Brad Chapman chapmanb@arches.uga.edu
Thu, 5 Jul 2001 16:39:14 -0400


Hi Quoc-Dien;

> I was wondering if we could use another "function_to_get_index_key than
> "get_accession_number". 

Definately! The "get_accession_number" function in the Tutorial is
just meant to be an example of the type of function you can write to
index the files by. In general, the purpose of the
"function_to_get_index_key" argument to index_file is to allow
flexibility in indexing the FASTA file.

So, just write another function insted of get_accession_number, and
pass it in as the third argument to index_file:

def my_new_function(fasta_record):
    # process the record however you'd like in order to get your key

    # return the key

index_file("my_file", "my_index_file", my_new_function)

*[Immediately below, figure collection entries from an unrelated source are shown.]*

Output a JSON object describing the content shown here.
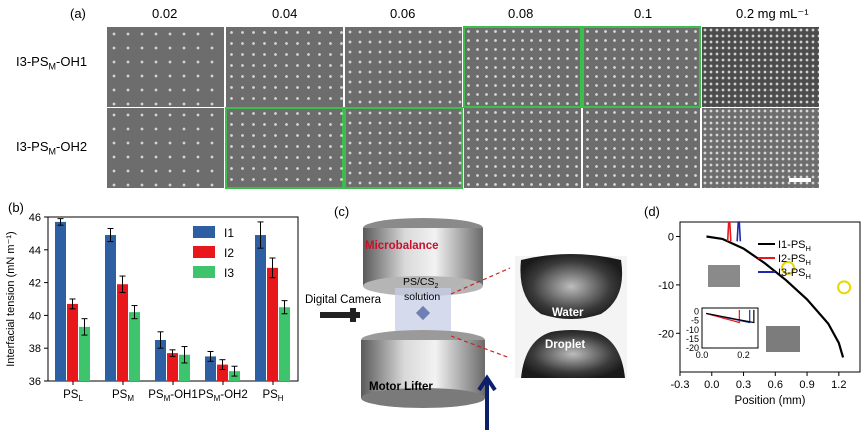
{
  "panel_a": {
    "label": "(a)",
    "concentrations": [
      "0.02",
      "0.04",
      "0.06",
      "0.08",
      "0.1",
      "0.2 mg mL⁻¹"
    ],
    "rows": [
      {
        "label_main": "I3-PS",
        "label_sub": "M",
        "label_suffix": "-OH1",
        "highlighted": [
          false,
          false,
          false,
          true,
          true,
          false
        ]
      },
      {
        "label_main": "I3-PS",
        "label_sub": "M",
        "label_suffix": "-OH2",
        "highlighted": [
          false,
          true,
          true,
          false,
          false,
          false
        ]
      }
    ]
  },
  "panel_b": {
    "label": "(b)",
    "chart_data": {
      "type": "bar",
      "ylabel": "Interfacial tension (mN m⁻¹)",
      "ylim": [
        36,
        46
      ],
      "yticks": [
        "36",
        "38",
        "40",
        "42",
        "44",
        "46"
      ],
      "categories": [
        {
          "main": "PS",
          "sub": "L",
          "suffix": ""
        },
        {
          "main": "PS",
          "sub": "M",
          "suffix": ""
        },
        {
          "main": "PS",
          "sub": "M",
          "suffix": "-OH1"
        },
        {
          "main": "PS",
          "sub": "M",
          "suffix": "-OH2"
        },
        {
          "main": "PS",
          "sub": "H",
          "suffix": ""
        }
      ],
      "series": [
        {
          "name": "I1",
          "color": "#2e5fa3",
          "values": [
            45.7,
            44.9,
            38.5,
            37.5,
            44.9
          ],
          "errors": [
            0.2,
            0.4,
            0.5,
            0.3,
            0.8
          ]
        },
        {
          "name": "I2",
          "color": "#e8171b",
          "values": [
            40.7,
            41.9,
            37.7,
            37.0,
            42.9
          ],
          "errors": [
            0.3,
            0.5,
            0.2,
            0.3,
            0.6
          ]
        },
        {
          "name": "I3",
          "color": "#3fc46e",
          "values": [
            39.3,
            40.2,
            37.6,
            36.6,
            40.5
          ],
          "errors": [
            0.5,
            0.4,
            0.5,
            0.3,
            0.4
          ]
        }
      ],
      "legend_position": "top-right"
    }
  },
  "panel_c": {
    "label": "(c)",
    "microbalance": "Microbalance",
    "solution_line1": "PS/CS",
    "solution_sub": "2",
    "solution_line2": "solution",
    "camera": "Digital Camera",
    "motor": "Motor Lifter",
    "water": "Water",
    "droplet": "Droplet"
  },
  "panel_d": {
    "label": "(d)",
    "chart_data": {
      "type": "line",
      "xlabel": "Position (mm)",
      "xlim": [
        -0.3,
        1.4
      ],
      "ylim": [
        -28,
        3
      ],
      "xticks": [
        "-0.3",
        "0.0",
        "0.3",
        "0.6",
        "0.9",
        "1.2"
      ],
      "yticks": [
        "0",
        "-10",
        "-20"
      ],
      "series": [
        {
          "name_main": "I1-PS",
          "name_sub": "H",
          "color": "#000000",
          "x": [
            -0.05,
            0.1,
            0.3,
            0.5,
            0.7,
            0.9,
            1.1,
            1.2,
            1.24
          ],
          "y": [
            0,
            -0.5,
            -2.5,
            -5.5,
            -9,
            -13,
            -18,
            -22,
            -25
          ]
        },
        {
          "name_main": "I2-PS",
          "name_sub": "H",
          "color": "#e8171b",
          "x": [
            0.15,
            0.16,
            0.17,
            0.18
          ],
          "y": [
            -1,
            3,
            3,
            -1
          ]
        },
        {
          "name_main": "I3-PS",
          "name_sub": "H",
          "color": "#1f2aa8",
          "x": [
            0.24,
            0.25,
            0.26,
            0.27
          ],
          "y": [
            -1,
            3,
            3,
            -1
          ]
        }
      ],
      "inset": {
        "xlim": [
          0,
          0.27
        ],
        "ylim": [
          -20,
          2
        ],
        "xticks": [
          "0.0",
          "0.2"
        ],
        "yticks": [
          "0",
          "-5",
          "-10",
          "-15",
          "-20"
        ]
      },
      "legend_position": "top-right"
    }
  }
}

A reference to the function (ie. the name of the function) is passed
as the third argument argument

> The accession number is a great way to index
> sequences, but the problem with it is that sometimes, multiple sequences
> files can have the accession number, and the python script cannot
> work.

We totally agree! That's supposed to be the general idea behind being
able to pass in any function at all.

> Therefore, I would like to index the sequences using their GenBank Id
> instead. Is it possible?

Yup, the example was hoping to get across both:

-> That it is possible to do this.

-> An example of how to do this.

I'll go back and look at that section again to see if I can make it
more clear. Do you have any suggestions that would make it clearer for
you?

Hope this helps. Please don't hesitate to ask again if you have more
questions! 

Brad